After launching OpenSocial and creating the Open Handset Alliance, Google prepares to launch a platform that opens its most valuable service: the web search engine. The project, dubbed as OpenGoogle, will allow anyone to create a search engine that uses Google's index, but has a custom ranking algorithm and a personalized interface. You'll be able to select from a list of approximately 100 ranking signals like: the page's self-importance, the number of original ideas, the IQs of their authors, the number of links from Wikipedia, and decide their importance. The search engine can also learn from users' feedback and self-adjust the ranking weights.
Google wants to extend the existing Custom Search engines and let its users create some of the best vertical search engines. Obviously, this is also a great way to find new ideas, but, more importantly, Google hopes to accelerate the development of the next generation of its search engine, which will have a different interface and a different ranking algorithm, depending on the query.
"A fresh approach to fostering innovation in search will help shape a new computing environment that will change the way people access information in the future.

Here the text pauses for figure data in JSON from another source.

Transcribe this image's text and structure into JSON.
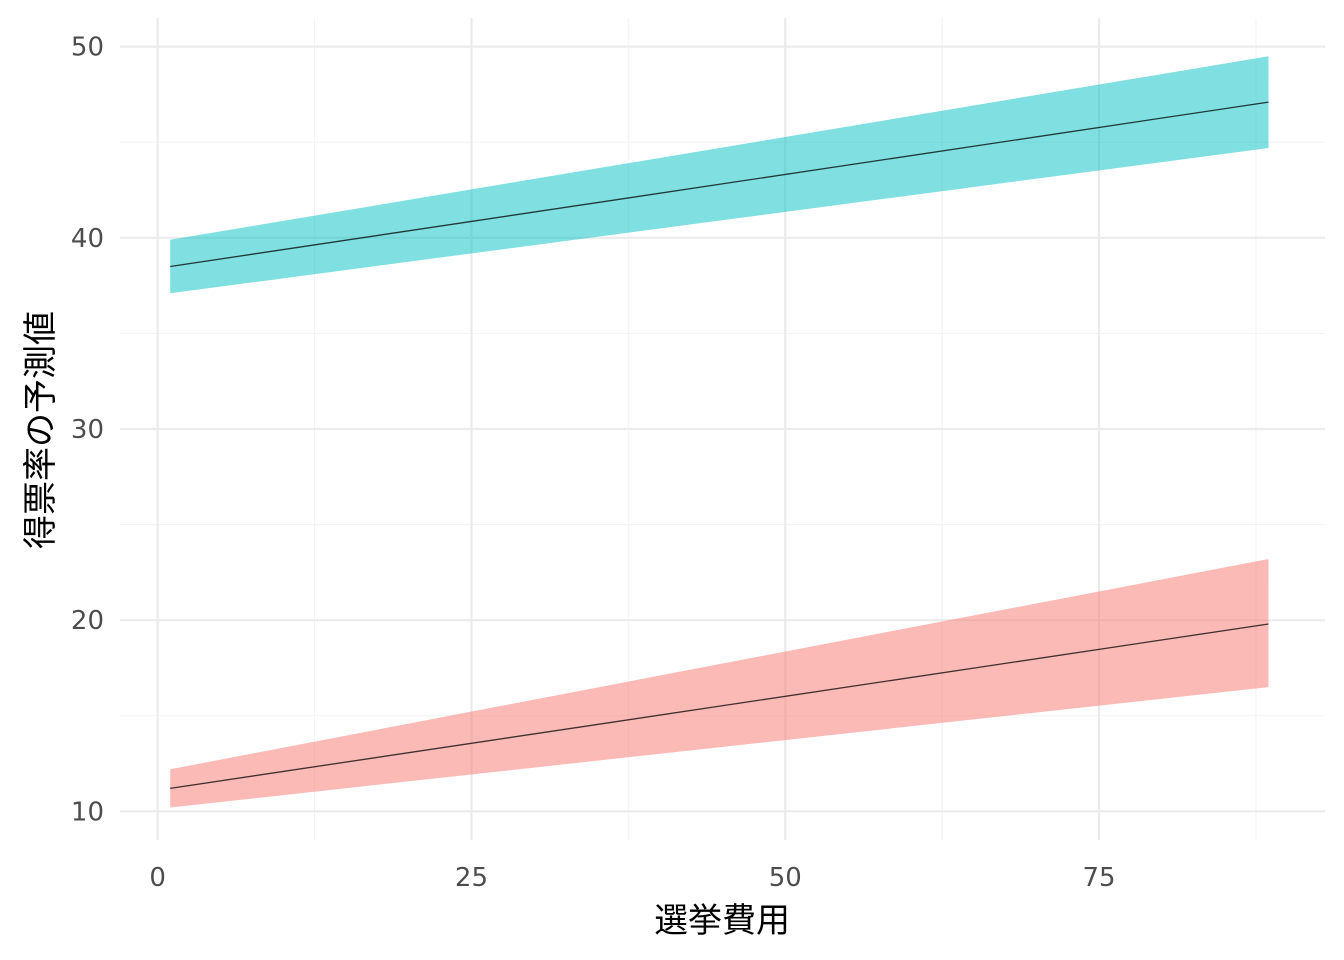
{
  "chart_data": {
    "type": "area",
    "title": "",
    "xlabel": "選挙費用",
    "ylabel": "得票率の予測値",
    "xlim": [
      -3,
      93
    ],
    "ylim": [
      8.5,
      51.5
    ],
    "x_ticks": [
      0,
      25,
      50,
      75
    ],
    "y_ticks": [
      10,
      20,
      30,
      40,
      50
    ],
    "grid": true,
    "legend": "none",
    "series": [
      {
        "color": "#F8766D",
        "x": [
          1,
          88.5
        ],
        "y": [
          11.2,
          19.8
        ],
        "lower": [
          10.2,
          16.5
        ],
        "upper": [
          12.2,
          23.2
        ]
      },
      {
        "color": "#00BFC4",
        "x": [
          1,
          88.5
        ],
        "y": [
          38.5,
          47.1
        ],
        "lower": [
          37.1,
          44.7
        ],
        "upper": [
          39.9,
          49.5
        ]
      }
    ]
  }
}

Our vision is that the powerful platform we're unveiling will power thousands of different search engines," said Eric Schmidt, Google's CEO.
Even if Google's ranking algorithms will still remain a mystery, we'll have access to a powerful platform similar to the one used by Google to deliver search results in less than a quarter of a second.
For some countries, there's also AlmostOpenGoogle, which uses a slightly modified version of Google's index that doesn't include sites blacklisted by the government.
Along with Yahoo, Google will create the OpenAnything Foundation, a non-profit organization that intends to develop new initiatives for making the world more open and less interested in companies with an inappropriate and illegal influence over the world.